Class MyInterfaceImpl : public IMyInterface, IUnknownImpl
{
public:
MyInterfaceImpl() : IUnknownImpl(IID_IMyInterface)
{
}
virtual HRESULT MyFunction(int iCount)
{
//do something
return S_OK;
}
};
Thus we implemented IMyInterface. But this implementation has a problem, visible readily to the minds of seasoned C++ developers. It has the grave diamond problem, as shown in the following illustration.
Let us try to modify IUnknownImpl class so that we avoid this problem. This implementation, instead of extending IUnknown, will implement IUnknown methods of any interface derived from IUnknown.
Template <class BASE_INTERFACE, REFIID iid >
//BASE_INTERFACE should derive from IUnknown
Class IUnknownImpl2 : public BASE_INTERFACE
{
ULONG m_cref ;
public:
IUnknownImpl(): m_cRef(0) {}
virtual HRESULT QueryInterface(REFIID refiid, void **ppv)
{
if(refiid == IID_IUnknown || refiid == iid)

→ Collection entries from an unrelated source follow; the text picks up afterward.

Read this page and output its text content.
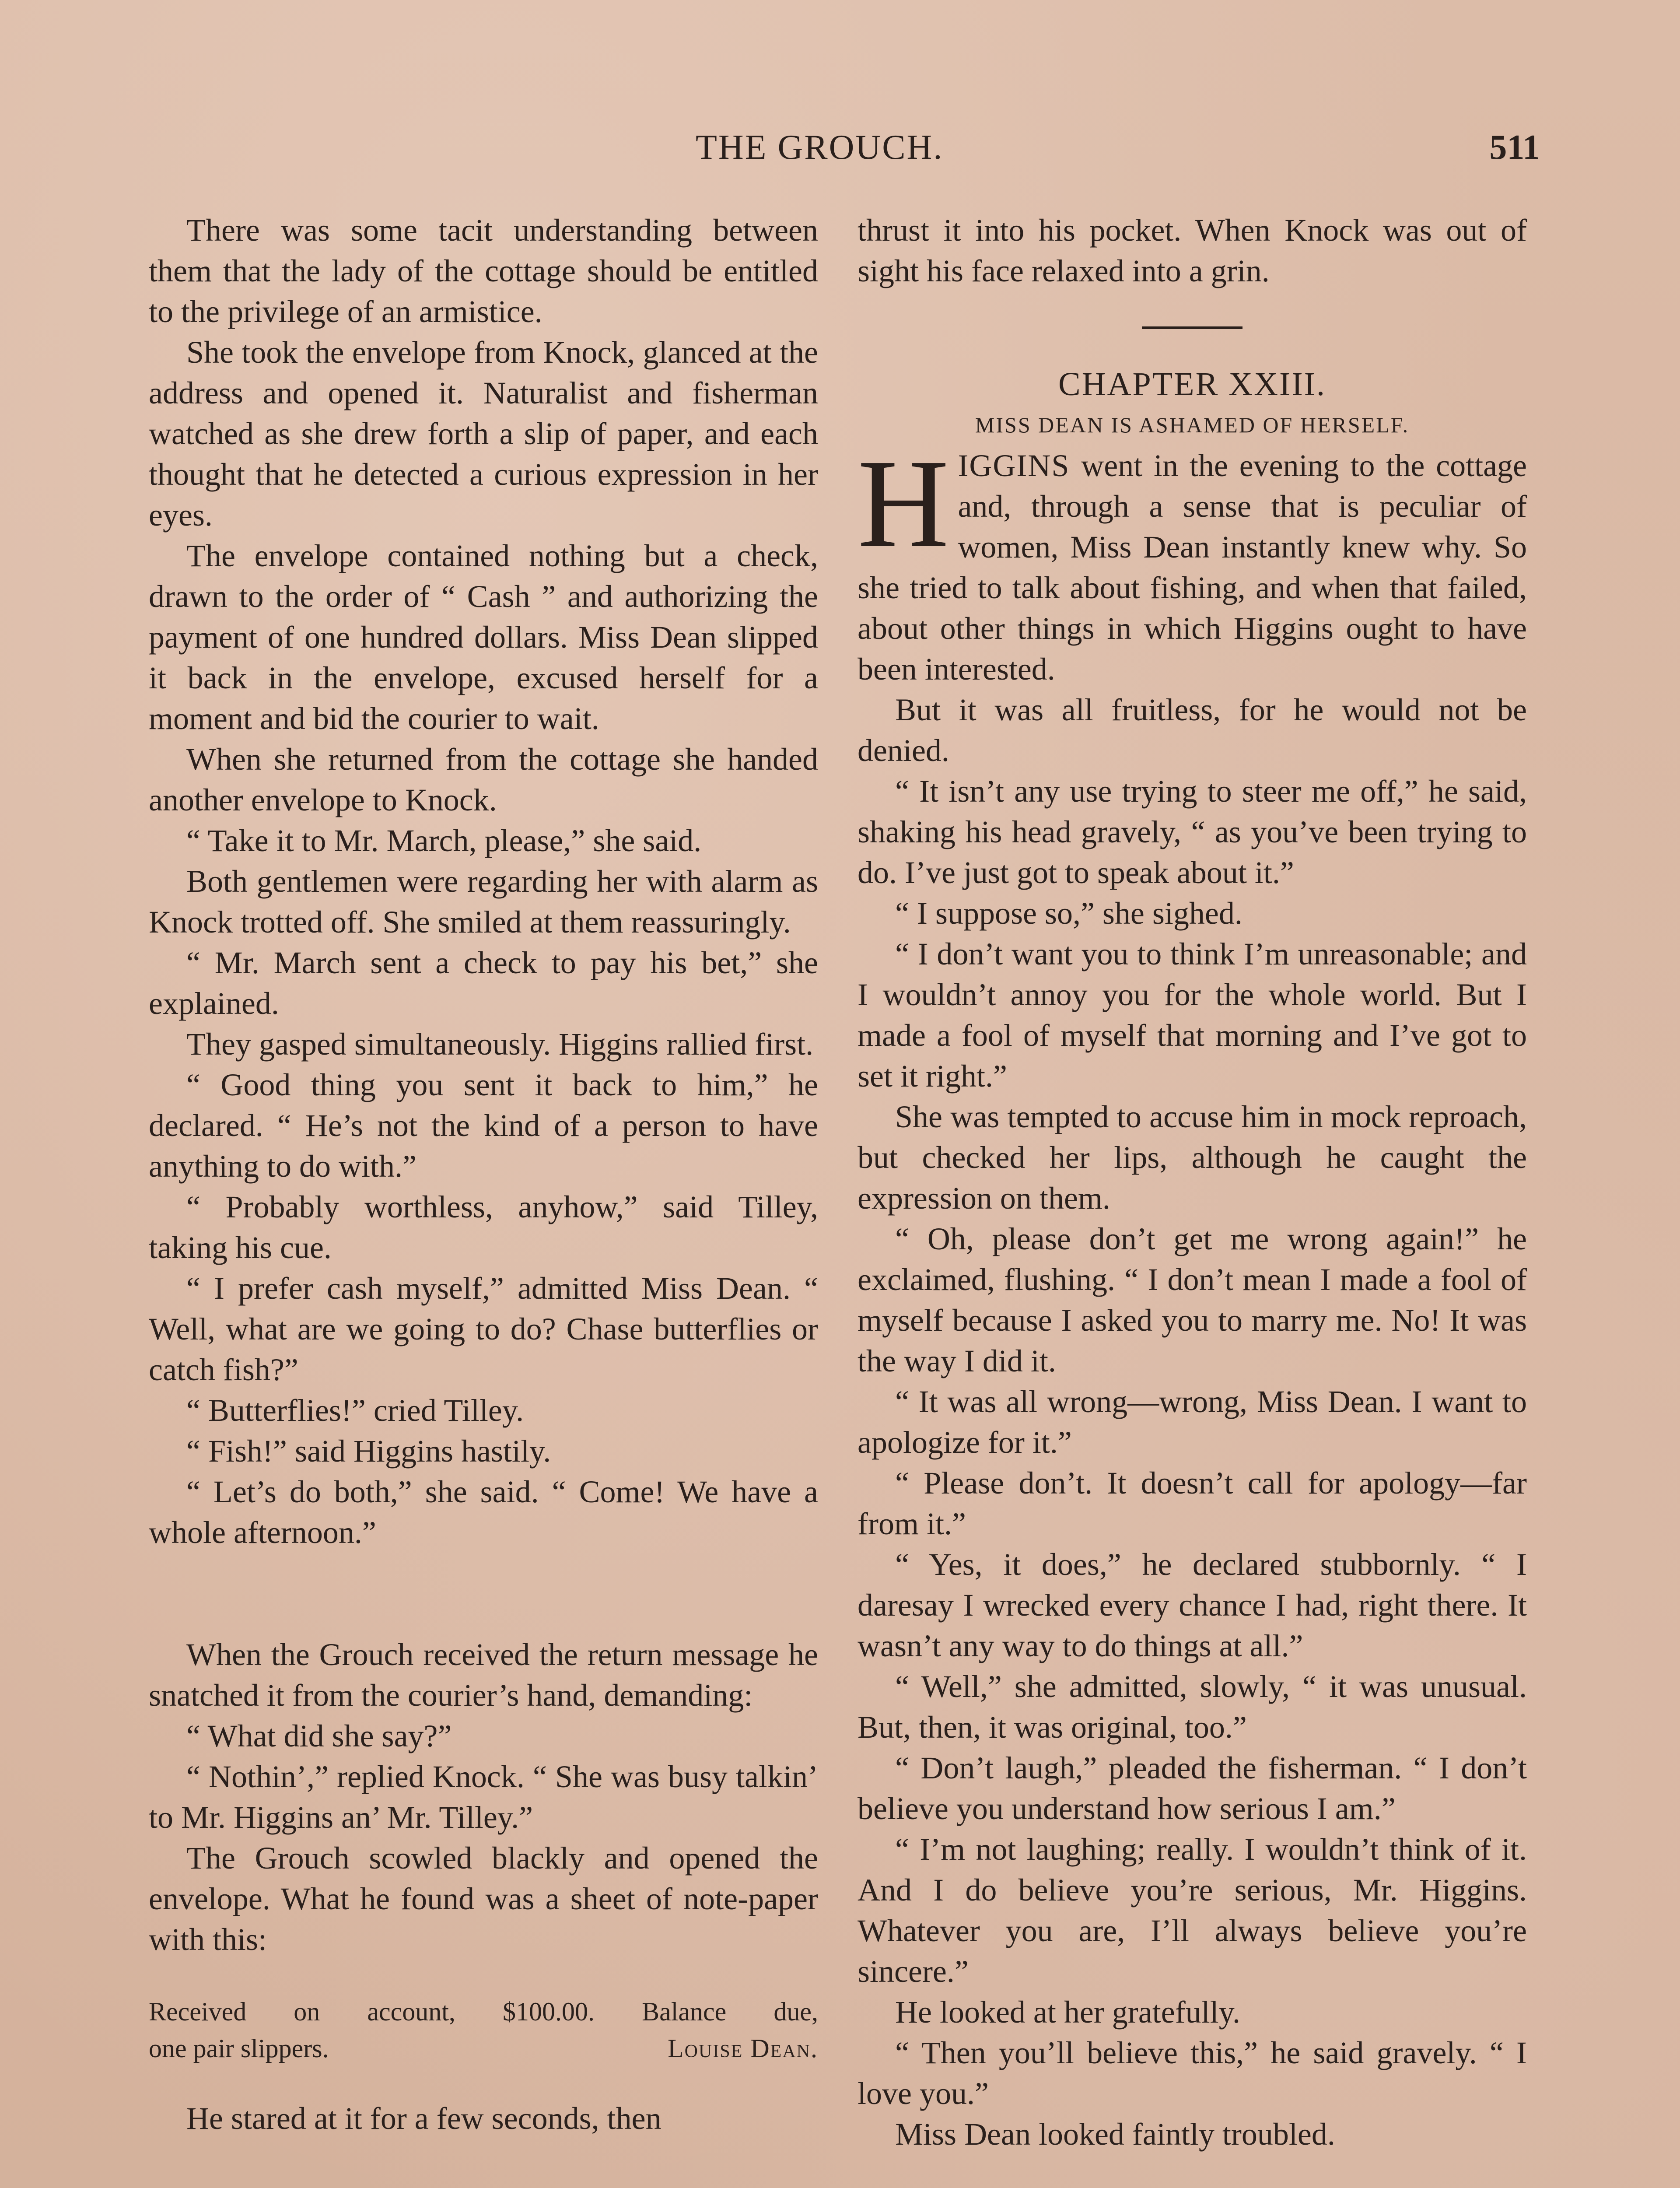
THE GROUCH.	511

There was some tacit understanding between them that the lady of the cottage should be entitled to the privilege of an armistice.

She took the envelope from Knock, glanced at the address and opened it. Naturalist and fisherman watched as she drew forth a slip of paper, and each thought that he detected a curious expression in her eyes.

The envelope contained nothing but a check, drawn to the order of “ Cash ” and authorizing the payment of one hundred dollars. Miss Dean slipped it back in the envelope, excused herself for a moment and bid the courier to wait.

When she returned from the cottage she handed another envelope to Knock.

“ Take it to Mr. March, please,” she said.

Both gentlemen were regarding her with alarm as Knock trotted off. She smiled at them reassuringly.

“ Mr. March sent a check to pay his bet,” she explained.

They gasped simultaneously. Higgins rallied first.

“ Good thing you sent it back to him,” he declared. “ He’s not the kind of a person to have anything to do with.”

“ Probably worthless, anyhow,” said Tilley, taking his cue.

“ I prefer cash myself,” admitted Miss Dean. “ Well, what are we going to do? Chase butterflies or catch fish?”

“ Butterflies!” cried Tilley.

“ Fish!” said Higgins hastily.

“ Let’s do both,” she said. “ Come! We have a whole afternoon.”

When the Grouch received the return message he snatched it from the courier’s hand, demanding:

“ What did she say?”

“ Nothin’,” replied Knock. “ She was busy talkin’ to Mr. Higgins an’ Mr. Tilley.”

The Grouch scowled blackly and opened the envelope. What he found was a sheet of note-paper with this:

Received on account, $100.00. Balance due,
one pair slippers.	Louise Dean.

He stared at it for a few seconds, then

thrust it into his pocket. When Knock was out of sight his face relaxed into a grin.

CHAPTER XXIII.

MISS DEAN IS ASHAMED OF HERSELF.

HIGGINS went in the evening to the cottage and, through a sense that is peculiar of women, Miss Dean instantly knew why. So she tried to talk about fishing, and when that failed, about other things in which Higgins ought to have been interested.

But it was all fruitless, for he would not be denied.

“ It isn’t any use trying to steer me off,” he said, shaking his head gravely, “ as you’ve been trying to do. I’ve just got to speak about it.”

“ I suppose so,” she sighed.

“ I don’t want you to think I’m unreasonable; and I wouldn’t annoy you for the whole world. But I made a fool of myself that morning and I’ve got to set it right.”

She was tempted to accuse him in mock reproach, but checked her lips, although he caught the expression on them.

“ Oh, please don’t get me wrong again!” he exclaimed, flushing. “ I don’t mean I made a fool of myself because I asked you to marry me. No! It was the way I did it.

“ It was all wrong—wrong, Miss Dean. I want to apologize for it.”

“ Please don’t. It doesn’t call for apology—far from it.”

“ Yes, it does,” he declared stubbornly. “ I daresay I wrecked every chance I had, right there. It wasn’t any way to do things at all.”

“ Well,” she admitted, slowly, “ it was unusual. But, then, it was original, too.”

“ Don’t laugh,” pleaded the fisherman. “ I don’t believe you understand how serious I am.”

“ I’m not laughing; really. I wouldn’t think of it. And I do believe you’re serious, Mr. Higgins. Whatever you are, I’ll always believe you’re sincere.”

He looked at her gratefully.

“ Then you’ll believe this,” he said gravely. “ I love you.”

Miss Dean looked faintly troubled.
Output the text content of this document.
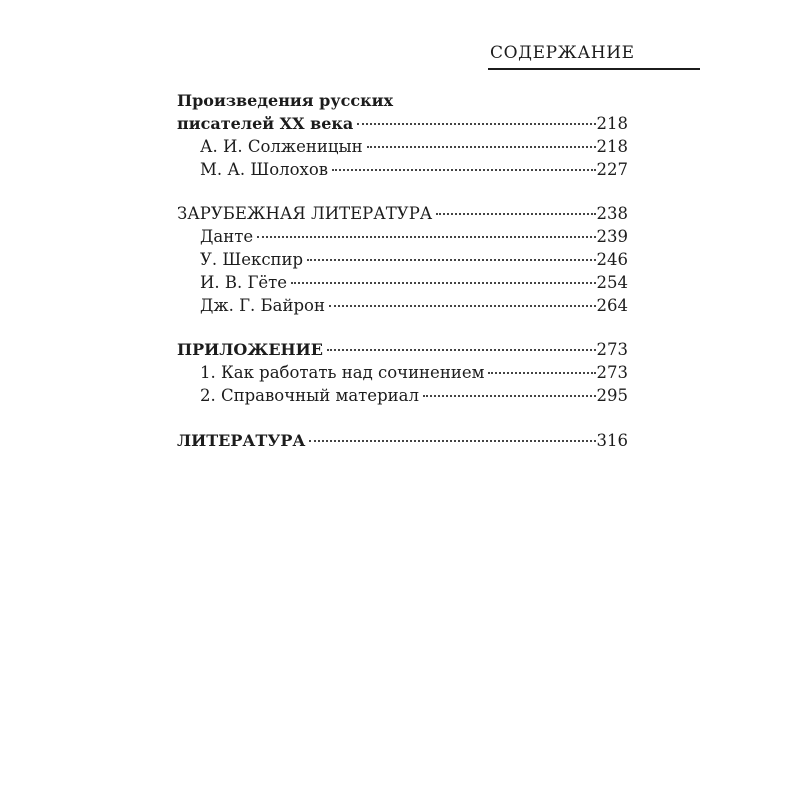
СОДЕРЖАНИЕ
Произведения русских
писателей XX века	218
А. И. Солженицын	218
М. А. Шолохов	227
ЗАРУБЕЖНАЯ ЛИТЕРАТУРА	238
Данте	239
У. Шекспир	246
И. В. Гёте	254
Дж. Г. Байрон	264
ПРИЛОЖЕНИЕ	273
1. Как работать над сочинением	273
2. Справочный материал	295
ЛИТЕРАТУРА	316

*ppv = static_cast<BASE_INTERFACE*>(this);
// I have to typecast it to BASE_INTERFACE*, I know that
else
return E_NOINTERFACE;
static_cast<IUnknown*>(this)->AddRef();
return S_OK;
}
virtual ULONG AddRef()
{
return InterlockedIncrement(m_cRef);
}
virtual ULONG Release()
{
ULONG ul = 0;
if(0 == (ul = InterlockedDecrement(m_cRef)))
delete this;
return ul;
}
};
Now I can derive my class MyInterfaceImpl2 from IUnknownImpl2 in this way.
Class MyInterfaceImpl2 : IUnknownImpl2 < IMyInterface,
IID_MYInterface>
{
// my methods
};
The inheritance pattern is now changed to:
The active template library is intended to take care of the COM basic functionalities like Object lifetime and Threading model management, implementation of standard interfaces IUnknown, IDispatch, IClassFactory, and so forth. Using this simple Template library, we can concentrate on implementing our component’s core functionality and forget about the other issues mentioned above.
Templates help us to write generic parameterized classes. As we saw in the above examples, with template-based implementation, we overcame the diamond problem while deriving from an implementation; we could typecast the “this” pointer to the required interface wherever it was required. For further discussion of ATL internals, I would recommend “ATL Internals” by Brent Rector and Chris Sells.